Ce mouvement porte le nom d’un Japonais d’1,64 m qui a passé sa carrière à faire taper des adversaires deux fois plus lourds que lui. Voici son histoire.
Le Japon, laboratoire des clés de jambe
Pour comprendre l’Imanari Roll, il faut remonter au début des années 2000, au Japon. À cette époque, le JJB sportif occidental traverse une drôle de période : les clés de jambe y ont une réputation déplorable. On les voit comme des coups bas, un truc de tricheur qu’on ne travaille pas sérieusement. Dans beaucoup d’académies, attaquer les jambes est presque un manque de respect.
Au Japon, personne n’a reçu le mémo. Sur les circuits de MMA et de grappling comme le DEEP, le Pancrase, le Shooto ou le ZST, attaquer les jambes est non seulement accepté, mais cultivé. Les combattants japonais explorent les entrées, les contrôles, les finitions sur les chevilles et les genoux pendant que le reste de la planète regarde ailleurs. C’est dans ce laboratoire, loin des dogmes du JJB classique, que va naître la signature d’un combattant en particulier.

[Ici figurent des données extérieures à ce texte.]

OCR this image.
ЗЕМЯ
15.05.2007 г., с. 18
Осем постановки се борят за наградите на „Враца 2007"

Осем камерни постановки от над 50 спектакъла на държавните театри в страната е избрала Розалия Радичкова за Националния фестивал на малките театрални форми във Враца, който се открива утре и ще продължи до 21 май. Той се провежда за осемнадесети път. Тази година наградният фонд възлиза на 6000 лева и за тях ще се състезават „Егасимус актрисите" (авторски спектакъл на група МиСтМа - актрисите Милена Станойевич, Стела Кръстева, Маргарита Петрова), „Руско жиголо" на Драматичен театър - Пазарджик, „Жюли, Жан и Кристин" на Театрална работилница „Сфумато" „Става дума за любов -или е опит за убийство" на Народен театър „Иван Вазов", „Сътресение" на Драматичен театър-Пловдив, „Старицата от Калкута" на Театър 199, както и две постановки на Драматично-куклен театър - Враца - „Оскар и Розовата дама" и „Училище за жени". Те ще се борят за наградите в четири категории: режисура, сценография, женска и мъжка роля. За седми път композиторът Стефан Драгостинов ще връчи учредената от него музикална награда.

Masakazu Imanari, le yōkai des clés de jambe
Masakazu Imanari naît le 10 février 1976 à Hadano, dans la préfecture de Kanagawa. Petit gabarit (1,64 m, 61 kg), il compense par sa spécialité : les soumissions de jambe, à un niveau qui lui vaut deux surnoms. On l’appelle « Ashikan Judan », soit « le dixième dan des clés de jambe », et « The Leglock Yōkai », du nom de ces créatures du folklore japonais. Tout un programme.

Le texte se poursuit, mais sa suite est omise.